İlk gözlemim, çok mobilize bir takım olması. Yürüyüş düzeninden, yuvarlak meydan modeline geçmeleri sadece 30 saniye sürüyor. Tersi de aynı sürede. Dahası yürüyerek çaldıklarında performans kaybı olmuyor, bunu yapabilecek müzisyen azdır kanımca. Gerçi yürürken çalmak için dizayn edilmiş bir birlik ama yine de şaşırtıcı. Benim katıldığım etkinlikte maksimum 3-4 km yürünmüştür, adamlar zamanında İstanbul'dan Viyana'ya yürümüş ama yine de taktir ettim. Anlamadığım bir bıyık takıntısı vardı, o da sanırım şartmış. Herkeste bir bıyıklar, bir bıyıklar. Olmayanlar da takma bıyık kullanmış...En çok etkilendiğim nokta ise sesi duyanın adamların peşine takılması ve peşlerinden koşturan kitlenin kartopu gibi büyümesi. İnanın millet peşlerinden koşmak için acayip gayret ediyordu, meydanda durup yuvarlak olduklarında da hemen yuvarlak olup etraflarını sarıyorlardı. Adeta bir cazibe merkezi...Sonra tekrar yürüyüş düzenine geçilip yüründüğünde de millet arkalarından koşturuyordu. Zamanında gaza gelip, arkalarına takılıp fethe giden olmuştur sanırsam...
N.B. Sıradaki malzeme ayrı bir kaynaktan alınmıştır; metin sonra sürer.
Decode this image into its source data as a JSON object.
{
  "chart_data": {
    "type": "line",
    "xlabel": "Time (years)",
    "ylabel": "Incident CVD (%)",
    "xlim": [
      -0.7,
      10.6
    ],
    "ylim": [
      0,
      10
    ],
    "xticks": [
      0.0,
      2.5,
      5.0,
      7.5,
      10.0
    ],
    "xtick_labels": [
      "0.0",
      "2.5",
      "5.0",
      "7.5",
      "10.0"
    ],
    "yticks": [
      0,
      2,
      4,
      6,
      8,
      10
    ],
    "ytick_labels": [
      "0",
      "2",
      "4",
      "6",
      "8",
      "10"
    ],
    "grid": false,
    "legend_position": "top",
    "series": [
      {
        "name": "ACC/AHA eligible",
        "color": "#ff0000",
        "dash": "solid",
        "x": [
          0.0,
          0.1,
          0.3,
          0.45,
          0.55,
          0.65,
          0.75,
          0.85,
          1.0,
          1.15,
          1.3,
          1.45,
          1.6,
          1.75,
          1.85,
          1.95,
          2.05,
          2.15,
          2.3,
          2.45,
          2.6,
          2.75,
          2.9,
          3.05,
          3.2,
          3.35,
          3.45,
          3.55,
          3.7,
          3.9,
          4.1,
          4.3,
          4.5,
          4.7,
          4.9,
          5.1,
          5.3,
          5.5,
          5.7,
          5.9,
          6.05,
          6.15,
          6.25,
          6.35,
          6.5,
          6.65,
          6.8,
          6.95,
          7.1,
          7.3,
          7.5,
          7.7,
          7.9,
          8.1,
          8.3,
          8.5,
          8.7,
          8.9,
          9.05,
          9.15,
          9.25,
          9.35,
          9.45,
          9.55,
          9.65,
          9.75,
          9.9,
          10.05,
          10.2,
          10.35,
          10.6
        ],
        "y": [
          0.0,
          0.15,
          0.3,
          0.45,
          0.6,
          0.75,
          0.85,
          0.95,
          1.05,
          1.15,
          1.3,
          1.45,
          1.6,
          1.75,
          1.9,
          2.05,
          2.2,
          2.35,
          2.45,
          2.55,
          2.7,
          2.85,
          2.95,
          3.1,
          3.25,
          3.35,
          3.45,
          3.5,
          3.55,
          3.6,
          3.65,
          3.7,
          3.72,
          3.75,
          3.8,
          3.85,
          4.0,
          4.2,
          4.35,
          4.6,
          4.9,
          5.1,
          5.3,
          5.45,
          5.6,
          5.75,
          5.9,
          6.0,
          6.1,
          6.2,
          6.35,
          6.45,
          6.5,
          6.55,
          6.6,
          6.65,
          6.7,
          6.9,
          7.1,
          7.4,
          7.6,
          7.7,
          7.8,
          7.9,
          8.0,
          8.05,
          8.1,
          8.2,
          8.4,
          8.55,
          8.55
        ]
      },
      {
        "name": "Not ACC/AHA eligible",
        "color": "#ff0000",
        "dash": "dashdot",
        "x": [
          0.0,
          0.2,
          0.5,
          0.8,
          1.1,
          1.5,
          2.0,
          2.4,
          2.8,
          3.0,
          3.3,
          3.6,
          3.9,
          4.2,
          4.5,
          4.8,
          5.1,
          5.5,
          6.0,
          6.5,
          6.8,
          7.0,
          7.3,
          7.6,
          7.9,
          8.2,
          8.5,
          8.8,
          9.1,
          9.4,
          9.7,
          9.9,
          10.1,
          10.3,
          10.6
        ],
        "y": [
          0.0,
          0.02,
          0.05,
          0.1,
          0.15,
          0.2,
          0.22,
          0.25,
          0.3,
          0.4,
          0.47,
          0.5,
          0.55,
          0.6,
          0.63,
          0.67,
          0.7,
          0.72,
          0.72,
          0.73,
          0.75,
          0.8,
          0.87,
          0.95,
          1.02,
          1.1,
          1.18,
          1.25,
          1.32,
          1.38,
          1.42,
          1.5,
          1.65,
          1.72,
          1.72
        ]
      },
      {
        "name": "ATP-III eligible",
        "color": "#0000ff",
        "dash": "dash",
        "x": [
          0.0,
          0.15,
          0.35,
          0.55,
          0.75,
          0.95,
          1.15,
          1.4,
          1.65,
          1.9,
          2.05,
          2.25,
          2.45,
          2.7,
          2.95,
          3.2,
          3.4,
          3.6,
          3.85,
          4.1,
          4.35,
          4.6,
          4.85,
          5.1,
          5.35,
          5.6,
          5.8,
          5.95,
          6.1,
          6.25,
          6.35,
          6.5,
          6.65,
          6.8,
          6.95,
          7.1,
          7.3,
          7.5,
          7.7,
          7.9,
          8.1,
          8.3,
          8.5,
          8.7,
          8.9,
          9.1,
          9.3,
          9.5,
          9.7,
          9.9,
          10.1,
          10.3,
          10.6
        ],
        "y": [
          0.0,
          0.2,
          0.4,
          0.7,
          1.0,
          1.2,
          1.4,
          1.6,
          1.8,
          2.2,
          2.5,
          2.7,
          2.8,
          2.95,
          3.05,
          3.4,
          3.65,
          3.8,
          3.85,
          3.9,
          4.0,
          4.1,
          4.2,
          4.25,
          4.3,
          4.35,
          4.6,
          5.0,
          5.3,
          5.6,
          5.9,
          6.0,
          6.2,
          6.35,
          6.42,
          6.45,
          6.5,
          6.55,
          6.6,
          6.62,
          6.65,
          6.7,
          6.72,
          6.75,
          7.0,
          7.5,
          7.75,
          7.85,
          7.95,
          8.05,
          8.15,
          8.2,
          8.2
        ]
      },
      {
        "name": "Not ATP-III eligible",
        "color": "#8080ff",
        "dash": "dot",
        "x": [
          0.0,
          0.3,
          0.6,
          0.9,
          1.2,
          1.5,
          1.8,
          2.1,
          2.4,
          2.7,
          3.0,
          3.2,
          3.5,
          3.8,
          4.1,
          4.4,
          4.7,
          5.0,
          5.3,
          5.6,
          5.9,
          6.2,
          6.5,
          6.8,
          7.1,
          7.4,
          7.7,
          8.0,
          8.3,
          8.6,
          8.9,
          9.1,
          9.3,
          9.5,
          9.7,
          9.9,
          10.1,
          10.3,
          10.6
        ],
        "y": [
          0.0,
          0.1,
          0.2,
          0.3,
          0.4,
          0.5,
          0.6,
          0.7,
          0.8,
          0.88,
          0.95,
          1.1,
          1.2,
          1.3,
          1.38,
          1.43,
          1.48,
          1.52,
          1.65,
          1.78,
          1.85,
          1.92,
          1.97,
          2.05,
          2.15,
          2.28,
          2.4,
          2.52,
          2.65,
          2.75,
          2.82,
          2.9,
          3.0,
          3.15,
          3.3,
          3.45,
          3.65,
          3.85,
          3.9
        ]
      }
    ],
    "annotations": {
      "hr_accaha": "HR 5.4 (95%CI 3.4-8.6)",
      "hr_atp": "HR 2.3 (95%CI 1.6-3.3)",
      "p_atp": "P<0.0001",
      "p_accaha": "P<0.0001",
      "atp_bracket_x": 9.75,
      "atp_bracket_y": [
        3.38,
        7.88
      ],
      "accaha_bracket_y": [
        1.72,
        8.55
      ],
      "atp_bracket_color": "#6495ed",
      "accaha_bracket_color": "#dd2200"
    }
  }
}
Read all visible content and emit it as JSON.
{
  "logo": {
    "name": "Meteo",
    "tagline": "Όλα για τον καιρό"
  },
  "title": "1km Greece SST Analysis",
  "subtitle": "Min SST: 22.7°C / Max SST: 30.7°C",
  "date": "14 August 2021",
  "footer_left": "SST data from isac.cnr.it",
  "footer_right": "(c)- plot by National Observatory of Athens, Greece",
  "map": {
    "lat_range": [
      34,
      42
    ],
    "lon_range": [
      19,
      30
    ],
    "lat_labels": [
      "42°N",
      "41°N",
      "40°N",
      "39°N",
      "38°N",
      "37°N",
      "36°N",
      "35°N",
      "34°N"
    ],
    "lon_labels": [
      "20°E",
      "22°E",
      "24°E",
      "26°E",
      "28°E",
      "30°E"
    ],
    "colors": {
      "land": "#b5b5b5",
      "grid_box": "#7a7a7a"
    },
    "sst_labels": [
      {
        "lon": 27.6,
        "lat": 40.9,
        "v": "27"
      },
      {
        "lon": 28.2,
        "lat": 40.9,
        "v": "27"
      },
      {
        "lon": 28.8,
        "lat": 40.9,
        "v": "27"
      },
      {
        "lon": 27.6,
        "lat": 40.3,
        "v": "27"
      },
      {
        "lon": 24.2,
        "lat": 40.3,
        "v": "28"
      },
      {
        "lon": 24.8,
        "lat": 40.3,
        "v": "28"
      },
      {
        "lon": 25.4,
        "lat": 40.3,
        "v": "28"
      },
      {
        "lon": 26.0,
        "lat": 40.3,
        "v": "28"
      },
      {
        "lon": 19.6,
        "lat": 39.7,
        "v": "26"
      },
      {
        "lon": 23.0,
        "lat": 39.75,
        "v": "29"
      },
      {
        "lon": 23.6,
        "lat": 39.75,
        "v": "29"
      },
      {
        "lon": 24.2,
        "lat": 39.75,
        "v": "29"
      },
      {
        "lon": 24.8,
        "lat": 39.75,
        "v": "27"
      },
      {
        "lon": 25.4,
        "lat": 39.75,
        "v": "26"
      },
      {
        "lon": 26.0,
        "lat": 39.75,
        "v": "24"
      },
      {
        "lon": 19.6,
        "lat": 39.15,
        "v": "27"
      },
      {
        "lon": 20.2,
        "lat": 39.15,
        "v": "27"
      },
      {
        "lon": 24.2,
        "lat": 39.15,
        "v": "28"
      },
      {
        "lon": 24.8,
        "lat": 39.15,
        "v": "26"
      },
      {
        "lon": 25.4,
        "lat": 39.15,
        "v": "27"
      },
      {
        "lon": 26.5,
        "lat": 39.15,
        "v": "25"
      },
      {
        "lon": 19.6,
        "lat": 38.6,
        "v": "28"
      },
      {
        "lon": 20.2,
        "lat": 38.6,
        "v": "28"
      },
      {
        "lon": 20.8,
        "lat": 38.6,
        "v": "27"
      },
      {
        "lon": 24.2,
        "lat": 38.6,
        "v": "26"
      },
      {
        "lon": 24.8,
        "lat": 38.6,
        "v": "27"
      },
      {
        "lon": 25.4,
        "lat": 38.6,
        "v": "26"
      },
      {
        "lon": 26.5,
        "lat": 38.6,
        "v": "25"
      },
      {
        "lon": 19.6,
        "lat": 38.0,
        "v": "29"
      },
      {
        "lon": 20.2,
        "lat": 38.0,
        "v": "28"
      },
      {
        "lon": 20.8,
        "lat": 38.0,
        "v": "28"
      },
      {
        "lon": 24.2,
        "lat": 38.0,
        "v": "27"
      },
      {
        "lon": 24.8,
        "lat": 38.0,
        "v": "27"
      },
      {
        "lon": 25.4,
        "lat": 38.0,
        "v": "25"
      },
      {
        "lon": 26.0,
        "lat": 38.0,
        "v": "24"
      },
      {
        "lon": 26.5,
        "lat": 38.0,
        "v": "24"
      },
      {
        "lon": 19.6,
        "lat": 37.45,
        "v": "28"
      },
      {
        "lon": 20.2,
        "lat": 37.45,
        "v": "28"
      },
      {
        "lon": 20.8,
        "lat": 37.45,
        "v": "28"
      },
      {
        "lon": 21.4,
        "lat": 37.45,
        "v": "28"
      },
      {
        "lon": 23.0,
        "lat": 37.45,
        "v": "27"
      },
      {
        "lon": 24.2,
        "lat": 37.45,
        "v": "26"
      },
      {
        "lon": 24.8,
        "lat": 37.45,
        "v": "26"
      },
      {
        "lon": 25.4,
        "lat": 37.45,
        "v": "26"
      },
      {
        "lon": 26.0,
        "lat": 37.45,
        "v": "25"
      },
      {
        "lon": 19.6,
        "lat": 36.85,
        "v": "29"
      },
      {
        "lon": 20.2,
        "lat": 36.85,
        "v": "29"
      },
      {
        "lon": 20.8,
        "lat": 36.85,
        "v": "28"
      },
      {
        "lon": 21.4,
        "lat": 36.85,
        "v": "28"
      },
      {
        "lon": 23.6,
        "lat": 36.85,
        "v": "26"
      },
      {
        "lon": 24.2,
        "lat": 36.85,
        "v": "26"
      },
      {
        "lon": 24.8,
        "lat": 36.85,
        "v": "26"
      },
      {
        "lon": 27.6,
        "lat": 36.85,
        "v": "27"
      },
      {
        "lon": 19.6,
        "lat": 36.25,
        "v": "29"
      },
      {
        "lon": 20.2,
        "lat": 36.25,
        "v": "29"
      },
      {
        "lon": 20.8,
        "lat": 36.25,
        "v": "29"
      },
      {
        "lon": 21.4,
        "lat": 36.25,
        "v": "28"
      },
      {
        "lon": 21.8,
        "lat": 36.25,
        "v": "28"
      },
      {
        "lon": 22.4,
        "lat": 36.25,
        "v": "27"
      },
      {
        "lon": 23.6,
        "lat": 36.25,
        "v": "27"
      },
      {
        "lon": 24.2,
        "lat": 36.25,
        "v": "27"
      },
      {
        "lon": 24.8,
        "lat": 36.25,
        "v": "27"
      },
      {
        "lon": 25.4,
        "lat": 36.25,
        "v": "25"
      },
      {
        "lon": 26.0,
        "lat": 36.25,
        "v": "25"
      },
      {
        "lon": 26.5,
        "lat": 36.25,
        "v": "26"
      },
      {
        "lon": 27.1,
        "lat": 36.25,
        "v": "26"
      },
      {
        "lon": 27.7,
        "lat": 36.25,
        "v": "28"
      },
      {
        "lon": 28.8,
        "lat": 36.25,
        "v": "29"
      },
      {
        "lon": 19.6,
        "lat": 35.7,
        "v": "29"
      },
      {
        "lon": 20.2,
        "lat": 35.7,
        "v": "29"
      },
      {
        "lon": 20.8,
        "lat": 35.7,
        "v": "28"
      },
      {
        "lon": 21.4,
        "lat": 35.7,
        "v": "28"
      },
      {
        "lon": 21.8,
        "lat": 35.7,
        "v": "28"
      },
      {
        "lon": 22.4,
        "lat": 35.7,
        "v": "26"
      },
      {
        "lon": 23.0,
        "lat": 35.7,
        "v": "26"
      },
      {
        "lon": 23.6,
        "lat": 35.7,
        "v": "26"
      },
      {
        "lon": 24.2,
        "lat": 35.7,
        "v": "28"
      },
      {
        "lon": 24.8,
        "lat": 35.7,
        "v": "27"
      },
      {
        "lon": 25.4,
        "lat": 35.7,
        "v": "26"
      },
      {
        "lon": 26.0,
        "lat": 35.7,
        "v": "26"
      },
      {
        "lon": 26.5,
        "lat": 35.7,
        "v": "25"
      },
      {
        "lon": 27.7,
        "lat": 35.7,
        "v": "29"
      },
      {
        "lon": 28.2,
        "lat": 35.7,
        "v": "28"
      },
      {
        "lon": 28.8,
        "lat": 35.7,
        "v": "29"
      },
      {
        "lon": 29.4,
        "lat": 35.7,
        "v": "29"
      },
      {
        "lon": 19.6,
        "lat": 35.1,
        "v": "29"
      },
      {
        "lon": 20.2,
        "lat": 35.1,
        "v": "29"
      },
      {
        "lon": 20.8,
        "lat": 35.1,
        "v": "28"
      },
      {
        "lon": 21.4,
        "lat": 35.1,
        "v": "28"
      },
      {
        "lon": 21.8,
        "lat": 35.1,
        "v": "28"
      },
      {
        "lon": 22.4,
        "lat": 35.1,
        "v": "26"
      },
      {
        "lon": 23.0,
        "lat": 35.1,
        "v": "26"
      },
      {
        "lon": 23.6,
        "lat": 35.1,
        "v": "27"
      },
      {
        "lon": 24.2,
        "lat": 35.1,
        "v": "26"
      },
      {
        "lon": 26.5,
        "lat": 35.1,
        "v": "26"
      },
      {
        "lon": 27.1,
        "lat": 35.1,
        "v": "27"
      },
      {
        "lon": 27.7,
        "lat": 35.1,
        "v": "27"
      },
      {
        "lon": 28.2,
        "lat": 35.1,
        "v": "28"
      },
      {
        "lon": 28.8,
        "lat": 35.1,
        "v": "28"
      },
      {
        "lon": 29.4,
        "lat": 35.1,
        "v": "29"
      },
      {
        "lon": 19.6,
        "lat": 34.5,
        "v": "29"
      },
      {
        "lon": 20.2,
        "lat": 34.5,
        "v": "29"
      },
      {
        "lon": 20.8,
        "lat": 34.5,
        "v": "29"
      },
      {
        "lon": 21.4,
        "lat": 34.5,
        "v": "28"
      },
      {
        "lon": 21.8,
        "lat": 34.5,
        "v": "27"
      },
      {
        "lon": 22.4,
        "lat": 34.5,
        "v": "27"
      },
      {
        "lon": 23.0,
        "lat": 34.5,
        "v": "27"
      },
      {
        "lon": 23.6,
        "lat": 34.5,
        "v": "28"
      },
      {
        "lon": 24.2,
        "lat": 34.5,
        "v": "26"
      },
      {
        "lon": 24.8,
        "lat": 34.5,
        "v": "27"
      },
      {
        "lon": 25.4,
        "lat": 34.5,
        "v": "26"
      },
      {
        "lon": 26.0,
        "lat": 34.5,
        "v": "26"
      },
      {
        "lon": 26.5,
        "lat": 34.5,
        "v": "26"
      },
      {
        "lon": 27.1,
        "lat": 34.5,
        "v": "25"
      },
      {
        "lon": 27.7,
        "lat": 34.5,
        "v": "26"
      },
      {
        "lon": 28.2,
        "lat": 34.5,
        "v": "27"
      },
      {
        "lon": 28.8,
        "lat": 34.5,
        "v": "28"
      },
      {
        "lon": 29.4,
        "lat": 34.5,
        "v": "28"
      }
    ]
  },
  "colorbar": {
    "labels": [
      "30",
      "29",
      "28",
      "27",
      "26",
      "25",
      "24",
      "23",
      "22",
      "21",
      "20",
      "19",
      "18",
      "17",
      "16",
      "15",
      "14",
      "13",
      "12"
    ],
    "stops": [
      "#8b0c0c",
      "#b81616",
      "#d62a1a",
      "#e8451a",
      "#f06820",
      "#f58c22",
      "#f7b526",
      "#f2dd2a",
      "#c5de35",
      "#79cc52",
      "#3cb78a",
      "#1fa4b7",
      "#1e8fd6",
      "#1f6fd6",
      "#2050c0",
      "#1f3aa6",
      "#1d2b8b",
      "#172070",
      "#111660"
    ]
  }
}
Bir de bu yürüyüşü tutmuşlar Katolik camiasının en büyük kiliselerinden birinin önünde yapmışlar. Yıllarca varmak isteyip varamadığımız noktalara kültür-sanat ayağına gelmemiz bile çok ilginçti. Yıllarca çocukları yaramazlık yaptığında "Türkler gelir" şeklinde korkutulan insanlardan bahsettiğimiz düşünülürse konsept bana ilginç geldi. Hele ki olaydan haberi olmayanların karşıdan gelen mehteran ve peşine takılmış yüzlerce kişiyi görüp aptalladığı anlar var ki, pek bi güldüm. Bu adamlar bize göre daha bi pis şaşırıyolar. Hayatları daha standart ve rutin olduğu için sanırsam. Olaya biraz bizim tarafımızdan bakarsak Yunan askeri bandosunun Ayasofya etrafında görülmesi gibi bir şey...Dedikodusu bile doldurur bizim milleti...

Zaten yine ne olur ne olmaz İtalyan polisi mehteranın etrafını sarmış, tatsızlık olmasın diye kanımca. Şimdi videolarda, fotolarda göreceğiniz bıyıklı yeniçeri abi çekse kılıcı, 3-5 metre yanındaki kiliseye dalsa, peşinden Türkler ve tüm müslüman camia (ki bayramın ilk günüydü etkinlik) galeyana gelse...Hep kontrol altındaydı bizim çocuklar. Ben de böyle yol kenarındaki polislere falan fırsat buldukça atar yaptım, üstlerine falan yürüdüm. Beni oturma izni alacağım zaman yalnız yakalayınca artizlik yapan adamlar, arkamda yeniçerileri görünce nasıl pustular, nasıl pustular... Bir kaçı ters ters baktı ama "geribas" dedim -ki bu lafı hep etmek istemiştim bu güne nasipmiş- hemen tırstılar.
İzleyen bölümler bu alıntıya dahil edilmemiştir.